PICATINNY ARSENAL, N.J. - The nearly 15 year transition from Army green-suiter to human resource specialist to equal employment opportunity specialist was seamless for one Picatinny employee, yet her life's work is unfinished.
Tina Hawkins spent the better part of nine years serving as an enlisted Soldier in the Army, ultimately making the decision to trade in her sergeant stripes to be a human resource assistant at the Army War College in Carlisle, Pa.
Hawkins then opted to attend the basic Equal Employment Opportunity (EEO) counselor's course and began her career in that field as an assistant to the EEO officer at the War College.
She then transferred to Picatinny, where she has been in the assistant EEO job for about a year.
Although she is relatively new the arsenal, Hawkins said it didn't take long to realize that the most common workforce diversity issue here is not race or sex, but age.
"You have three different generations working here, the baby boomers, generation X and generation Y," Hawkins said.

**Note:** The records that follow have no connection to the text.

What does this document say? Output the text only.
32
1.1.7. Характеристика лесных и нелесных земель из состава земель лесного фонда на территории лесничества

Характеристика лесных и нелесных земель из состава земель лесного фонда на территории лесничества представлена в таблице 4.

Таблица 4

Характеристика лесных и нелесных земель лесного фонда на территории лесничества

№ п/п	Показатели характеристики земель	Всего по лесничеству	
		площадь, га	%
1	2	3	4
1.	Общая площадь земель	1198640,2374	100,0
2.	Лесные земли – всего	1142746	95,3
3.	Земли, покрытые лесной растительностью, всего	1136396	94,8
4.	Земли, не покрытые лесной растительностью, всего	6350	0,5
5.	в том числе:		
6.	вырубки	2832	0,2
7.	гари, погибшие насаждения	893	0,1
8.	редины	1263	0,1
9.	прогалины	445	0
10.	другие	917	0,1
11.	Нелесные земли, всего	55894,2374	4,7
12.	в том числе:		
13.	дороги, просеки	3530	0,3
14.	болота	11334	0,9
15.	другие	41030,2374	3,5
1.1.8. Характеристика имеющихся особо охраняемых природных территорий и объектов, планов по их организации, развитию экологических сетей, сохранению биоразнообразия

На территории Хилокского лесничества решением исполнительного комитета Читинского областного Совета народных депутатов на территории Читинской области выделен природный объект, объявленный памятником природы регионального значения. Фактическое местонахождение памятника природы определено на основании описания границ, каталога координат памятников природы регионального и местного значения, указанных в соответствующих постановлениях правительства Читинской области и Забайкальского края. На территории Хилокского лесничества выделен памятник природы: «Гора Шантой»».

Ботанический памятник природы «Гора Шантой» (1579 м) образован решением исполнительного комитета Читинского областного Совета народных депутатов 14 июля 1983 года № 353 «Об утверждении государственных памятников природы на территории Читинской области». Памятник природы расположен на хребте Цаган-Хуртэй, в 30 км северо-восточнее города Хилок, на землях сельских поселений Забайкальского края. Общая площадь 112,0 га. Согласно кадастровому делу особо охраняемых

Obviously age diversity does not hinder Team Picatinny from accomplishing the mission, but it can affect the way the mission is achieved.

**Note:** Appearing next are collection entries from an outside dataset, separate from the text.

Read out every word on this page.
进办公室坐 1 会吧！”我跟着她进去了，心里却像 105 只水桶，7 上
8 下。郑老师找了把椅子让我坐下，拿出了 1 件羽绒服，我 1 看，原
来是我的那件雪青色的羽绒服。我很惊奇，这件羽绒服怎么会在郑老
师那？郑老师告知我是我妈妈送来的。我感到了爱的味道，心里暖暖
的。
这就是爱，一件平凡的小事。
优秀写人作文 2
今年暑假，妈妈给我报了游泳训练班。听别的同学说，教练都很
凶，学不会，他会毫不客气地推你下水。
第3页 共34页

Hawkins and her co-workers attempt to educate the Picatinny workforce on the various types of discrimination, how to prevent harassment or discrimination, and how to deal with the issues if they occur.
"Our sole focus is to process complaints with full neutrality," she said. "A lot of the time, the offender doesn't even know that what he or she is saying or doing can be categorized as offensive, or that it does offend someone."

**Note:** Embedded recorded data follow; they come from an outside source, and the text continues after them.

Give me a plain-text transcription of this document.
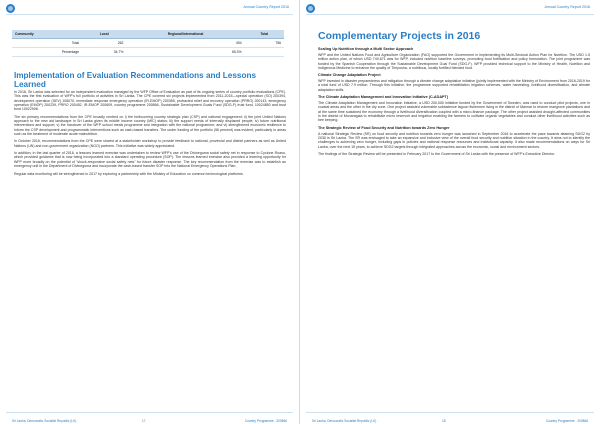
Annual Country Report 2016
Community	Local	Regional/international	Total
Total	262	494	756
Percentage	34.7%	65.3%	
Implementation of Evaluation Recommendations and Lessons Learned

In 2016, Sri Lanka was selected for an independent evaluation managed by the WFP Office of Evaluation as part of its ongoing series of country portfolio evaluations (CPE). This was the first evaluation of WFP's full portfolio of activities in Sri Lanka. The CPE covered six projects implemented from 2011-2015—special operation (SO) 200394, development operation (DEV) 106070, immediate response emergency operation (IR-EMOP) 200355, protracted relief and recovery operation (PRRO) 200143, emergency operation (EMOP) 200239, PRRO 200452, IR-EMOP 200609, country programme 200866, Sustainable Development Goals Fund (SDG-F) trust fund, 10024850 and trust fund 10022908.

The six primary recommendations from the CPE broadly centred on i) the forthcoming country strategic plan (CSP) and national engagement; ii) the joint United Nations approach to the new aid landscape in Sri Lanka given its middle income country (MIC) status; iii) the support needs of internally displaced people; iv) future nutritional interventions and support; v) the handover of the WFP school meals programme and integration with the national programme; and vi) strengthened economic resilience to inform the CSP development and programmatic interventions such as cash-based transfers. The under funding of the portfolio (56 percent) was evident, particularly in areas such as the treatment of moderate acute malnutrition.

In October 2016, recommendations from the CPE were shared at a stakeholder workshop to provide feedback to national, provincial and district partners as well as United Nations (UN) and non-government organization (NGO) partners. This initiative was widely appreciated.

In addition, in the last quarter of 2016, a lessons learned exercise was undertaken to review WFP's use of the Divineguma social safety net in response to Cyclone Roanu, which provided guidance that is now being incorporated into a standard operating procedure (SOP). The lessons learned exercise also provided a learning opportunity for WFP more broadly on the potential of "shock-responsive social safety nets" for future disaster response. The key recommendation from the exercise was to establish an emergency unit in the Department of Divineguma and incorporate the cash-based transfer SOP into the National Emergency Operations Plan.

Regular data monitoring will be strengthened in 2017 by exploring a partnership with the Ministry of Education on common technological platforms.

Sri Lanka, Democratic Socialist Republic (LK)	17	Country Programme - 200866
Annual Country Report 2016
Sri Lanka, Democratic Socialist Republic (LK)	18	Country Programme - 200866
Complementary Projects in 2016
Scaling Up Nutrition through a Multi Sector Approach

WFP and the United Nations Food and Agriculture Organization (FAO) supported the Government in implementing its Multi-Sectoral Action Plan for Nutrition. The USD 1.5 million action plan, of which USD 749,671 was for WFP, included nutrition baseline surveys, promoting food fortification and policy formulation. The joint programme was funded by the Spanish Cooperation through the Sustainable Development Goal Fund (SDG-F). WFP provided technical support to the Ministry of Health, Nutrition and Indigenous Medicine to enhance the quality of Thriposha, a nutritious, locally fortified blended food.

Climate Change Adaptation Project

WFP invested in disaster preparedness and mitigation through a climate change adaptation initiative (jointly implemented with the Ministry of Environment from 2016-2019 for a total fund of USD 7.9 million. Through this initiative, the programme supported rehabilitation irrigation schemes, water harvesting, livelihood diversification, and climate adaptation skills.

The Climate Adaptation Management and Innovation Initiative (C-ADAPT)

The Climate Adaptation Management and Innovation Initiative, a USD 200,000 initiative funded by the Government of Sweden, was used to conduct pilot projects, one in coastal areas and the other in the dry zone. One project assisted vulnerable subsistence lagoon fishermen living in the district of Mannar to restore mangrove plantations and at the same time sustained the economy through a livelihood diversification coupled with a micro-finance package. The other project assisted drought-affected communities in the district of Monaragala to rehabilitate micro reservoir and irrigation enabling the farmers to cultivate organic vegetables and conduct other livelihood activities such as bee keeping.

The Strategic Review of Food Security and Nutrition towards Zero Hunger

A national Strategic Review (SR) on food security and nutrition towards zero hunger was launched in September 2016 to accelerate the pace towards attaining SDG2 by 2030 in Sri Lanka. The SR was envisaged to take an expansive and inclusive view of the overall food security and nutrition situation in the country. It aims not to identify the challenges to achieving zero hunger, including gaps in policies and national response resources and institutional capacity. It also made recommendations on ways for Sri Lanka, over the next 15 years, to achieve SDG2 targets through integrated approaches across the economic, social and environment sectors.

The findings of the Strategic Review will be presented in February 2017 to the Government of Sri Lanka with the presence of WFP's Executive Director.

If civilian employees feel a complaint is warranted they can stop by the EEO office on the third floor of Building 93. Initial information provided remains confidential at an informal level. However, once a complaint reaches a formal stage, anonymity is no longer available.
Military personnel have to file complaints through their appropriate Equal Opportunity Leader/Advisor.
Since February is designated Black History Month, Hawkins urges arsenal members to learn more about the contributions that African Americans have made to our nation by visiting the website army.mil/africanamericans.
You can view a video message from Hawkins at http://youtu.be/st54c7PAVP4
Hawkins described Black History month as a way to recognize all the contributions that various groups have made to our country.
"It's not just about African Americans," she explained. "All different races helped fight for equality as well. If it were not for all ethnic groups that stood up and demonstrated their voice as well, we may not be where we are as a nation today."
From the signing of the Emancipation Proclamation until now, our country has been in transition and evolving, Hawkins said. "The Civil Rights movement really expedited that transition," she added.
Although Picatinny Arsenal has various ethnic groups, Hawkins said the arsenal is not as diverse as it should be.
As part of the goal of increasing the applicant pool of women and minorities, a special recruitment team visits area colleges and universities to speak with minority groups, providing information about employment opportunities at Picatinny Arsenal and the federal government.
Each year, Picatinny holds a multicultural celebration where employees can partake in eating various foods and watching performances by various cultural groups. Yet Hawkins said those elements don't reflect the significance of the event.
"It's not about food, or music. It's about culture. It's about becoming educated on a culture you wouldn't normally know about," she said.
The EEO Office will be hosting a "lunch and learn" at the Picatinny Chapel on March 1 from 11:30 a.m. to 1 p.m.
The theme is "Lessons from the past for a better tomorrow," and will be presented by Lawrence Anthony Howell, Director of Educational Opportunities Program at New Jersey Institute of Technology.